Calc squares of numbers:

1import torch
2from gpuparallel import GPUParallel, delayed
3
4def perform(idx, gpu_id, **kwargs):
5    tensor = torch.Tensor([idx]).to(gpu_id)
6    return (tensor * tensor).item()
7
8result = GPUParallel(n_gpu=2)(delayed(perform)(idx) for idx in range(5))
9print(sorted(result))  # [0.0, 1.0, 4.0, 9.0, 16.0]

Initialize networks on worker init

Function init_fn is called on init of every worker. All common resources (e.g. networks) can be initialized here. In this example we create 32 workers on 16 GPUs, init model when workers are starting and then reuse workers for several batches of tasks:

 1from gpuparallel import GPUParallel, delayed
 2
 3def init(gpu_id=None, **kwargs):
 4    global model
 5    model = load_model().to(gpu_id)
 6
 7def perform(img, gpu_id=None, **kwargs):
 8    global model
 9    return model(img.to(gpu_id))
10
11gp = GPUParallel(n_gpu=16, n_workers_per_gpu=2, init_fn=init)
12results = gp(delayed(perform)(img) for img in fnames)

Reuse initialized workers

Once workers are initialized, they keep live until GPUParallel object exist. You can perform several queues of tasks without reinitializing worker resources:

1gp = GPUParallel(n_gpu=16, n_workers_per_gpu=2, init_fn=init)
2overall_results = []
3for folder_images in folders:
4    folder_results = gp(delayed(perform)(img) for img in folder_images)
5    overall_results.extend(folder_results)
6del gp  # this will close process pool to free memory

Simple logging from workers

Use log_to_stderr() call to init logging, and log.info(message) to log info from workers:

1from gpuparallel import GPUParallel, delayed, log_to_stderr, log
2
3log_to_stderr()
4
5def perform(idx, worker_id=None, gpu_id=None):
6    hi = f'Hello world #{idx} from worker #{worker_id} with GPU#{gpu_id}!'
7    log.info(hi)
8
9GPUParallel(n_gpu=2)(delayed(perform)(idx) for idx in range(2))

It will return:

[INFO/Worker-1(GPU1)]:Hello world #1 from worker #1 with GPU#1!
[INFO/Worker-0(GPU0)]:Hello world #0 from worker #0 with GPU#0!

API Reference

class gpuparallel.GPUParallel(n_gpu=1, n_workers_per_gpu=1, init_fn: Optional[Callable] = None, progressbar=True, ignore_errors=True)[source]

Bases: object

__init__(n_gpu=1, n_workers_per_gpu=1, init_fn: Optional[Callable] = None, progressbar=True, ignore_errors=True)[source]
Parameters
  • n_gpu – Number of GPUs to use. The library doesn’t check if GPUs really available, it is simply provide consistent worker_id and gpu_id to both init_fn and task functions. n_gpu = 0 turns on synced debug mode.

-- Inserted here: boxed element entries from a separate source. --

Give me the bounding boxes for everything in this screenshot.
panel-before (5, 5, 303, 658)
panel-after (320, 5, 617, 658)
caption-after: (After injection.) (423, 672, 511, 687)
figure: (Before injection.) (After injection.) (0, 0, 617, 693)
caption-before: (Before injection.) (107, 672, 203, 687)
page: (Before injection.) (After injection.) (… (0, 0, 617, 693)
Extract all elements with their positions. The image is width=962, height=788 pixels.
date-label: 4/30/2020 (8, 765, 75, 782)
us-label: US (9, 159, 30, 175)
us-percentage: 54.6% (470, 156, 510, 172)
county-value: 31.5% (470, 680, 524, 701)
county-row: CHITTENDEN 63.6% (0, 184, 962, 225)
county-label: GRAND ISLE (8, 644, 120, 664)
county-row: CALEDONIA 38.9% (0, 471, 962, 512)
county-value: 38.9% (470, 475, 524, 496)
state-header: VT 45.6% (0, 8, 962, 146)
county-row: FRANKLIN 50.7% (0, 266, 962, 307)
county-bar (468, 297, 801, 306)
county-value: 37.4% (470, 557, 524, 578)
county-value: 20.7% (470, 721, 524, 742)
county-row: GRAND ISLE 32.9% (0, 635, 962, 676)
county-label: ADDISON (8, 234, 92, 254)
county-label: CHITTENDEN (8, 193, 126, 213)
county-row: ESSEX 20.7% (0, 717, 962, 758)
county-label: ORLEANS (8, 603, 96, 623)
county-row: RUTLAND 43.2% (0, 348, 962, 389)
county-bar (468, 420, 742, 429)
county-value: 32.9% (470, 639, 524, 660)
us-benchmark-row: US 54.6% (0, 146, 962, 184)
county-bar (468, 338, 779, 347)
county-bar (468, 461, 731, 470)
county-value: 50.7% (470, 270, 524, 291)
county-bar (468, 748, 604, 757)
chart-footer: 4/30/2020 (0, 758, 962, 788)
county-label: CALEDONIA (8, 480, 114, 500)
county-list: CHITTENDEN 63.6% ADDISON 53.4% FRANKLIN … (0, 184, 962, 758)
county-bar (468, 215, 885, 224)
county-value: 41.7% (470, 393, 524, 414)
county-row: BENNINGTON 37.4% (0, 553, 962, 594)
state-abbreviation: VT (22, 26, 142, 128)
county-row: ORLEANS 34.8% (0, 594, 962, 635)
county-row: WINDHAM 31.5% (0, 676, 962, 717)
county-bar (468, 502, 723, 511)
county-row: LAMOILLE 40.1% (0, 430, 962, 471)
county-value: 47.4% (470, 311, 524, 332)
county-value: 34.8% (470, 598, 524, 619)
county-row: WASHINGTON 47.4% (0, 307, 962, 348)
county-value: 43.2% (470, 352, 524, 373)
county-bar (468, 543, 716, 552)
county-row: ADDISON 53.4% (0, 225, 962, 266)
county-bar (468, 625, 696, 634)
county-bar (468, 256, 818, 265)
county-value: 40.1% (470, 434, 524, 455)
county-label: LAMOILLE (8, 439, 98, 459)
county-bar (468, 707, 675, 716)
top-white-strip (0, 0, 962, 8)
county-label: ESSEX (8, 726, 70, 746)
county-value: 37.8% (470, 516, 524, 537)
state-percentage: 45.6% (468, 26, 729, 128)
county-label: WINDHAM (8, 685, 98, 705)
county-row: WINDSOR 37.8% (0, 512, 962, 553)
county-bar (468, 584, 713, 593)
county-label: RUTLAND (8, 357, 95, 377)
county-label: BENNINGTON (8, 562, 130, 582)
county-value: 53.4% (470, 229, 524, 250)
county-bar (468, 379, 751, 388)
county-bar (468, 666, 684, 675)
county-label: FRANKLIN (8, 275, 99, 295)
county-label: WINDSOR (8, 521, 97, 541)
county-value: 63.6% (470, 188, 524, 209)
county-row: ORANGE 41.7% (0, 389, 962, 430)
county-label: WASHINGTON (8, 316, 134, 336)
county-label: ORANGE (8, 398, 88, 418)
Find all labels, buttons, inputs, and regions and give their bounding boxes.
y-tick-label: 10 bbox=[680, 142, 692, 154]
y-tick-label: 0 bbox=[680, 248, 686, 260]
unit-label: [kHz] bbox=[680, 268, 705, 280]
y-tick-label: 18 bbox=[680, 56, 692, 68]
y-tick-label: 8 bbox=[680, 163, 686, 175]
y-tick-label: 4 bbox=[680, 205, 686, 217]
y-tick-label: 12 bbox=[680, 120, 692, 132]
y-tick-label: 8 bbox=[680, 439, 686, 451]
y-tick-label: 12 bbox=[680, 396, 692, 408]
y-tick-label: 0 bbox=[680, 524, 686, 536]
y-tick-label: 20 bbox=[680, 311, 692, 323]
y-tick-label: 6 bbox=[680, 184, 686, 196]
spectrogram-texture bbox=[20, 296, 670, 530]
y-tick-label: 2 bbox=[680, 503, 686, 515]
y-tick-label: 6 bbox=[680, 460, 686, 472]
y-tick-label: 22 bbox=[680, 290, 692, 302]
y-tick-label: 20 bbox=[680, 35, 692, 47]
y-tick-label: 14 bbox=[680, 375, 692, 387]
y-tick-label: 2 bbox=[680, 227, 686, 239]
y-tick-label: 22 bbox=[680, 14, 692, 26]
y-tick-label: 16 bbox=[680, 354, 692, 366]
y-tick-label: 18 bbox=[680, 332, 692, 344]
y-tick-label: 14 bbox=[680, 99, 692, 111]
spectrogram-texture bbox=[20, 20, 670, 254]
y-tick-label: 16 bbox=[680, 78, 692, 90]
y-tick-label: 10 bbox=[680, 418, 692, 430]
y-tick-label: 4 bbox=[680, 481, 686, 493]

  • n_workers_per_gpu – Number of workers on every GPU.

  • init_fn – Function which will be called during worker init. Function must have parameters worker_id and gpu_id (or **kwargs). Helpful to init all common stuff (e.g. neural networks) here.

  • progressbar – Allow to use tqdm progressbar.

  • ignore_errors – Either ignore errors inside tasks or raise them.

__del__()[source]

Created pool will be freed only during this destructor. This allows to use __call__ multiple times with the same initialized workers.

__call__(tasks: Iterable)List[source]

Function which submits tasks for pool and collects the results of computations.

Parameters

tasks – List or generator with callable functions to be executed. Functions must have parameters worker_id and gpu_id (or **kwargs).

Returns

List of results

gpuparallel.delayed(func)[source]

Decorator used to capture the arguments of a function. Analogue of joblib’s delayed.

Parameters

func – Function to be captured.

gpuparallel.log_to_stderr(log_level='INFO')[source]

Shortcut allowing to display logs from workers.

Parameters

log_level – Set the logging level of this logger.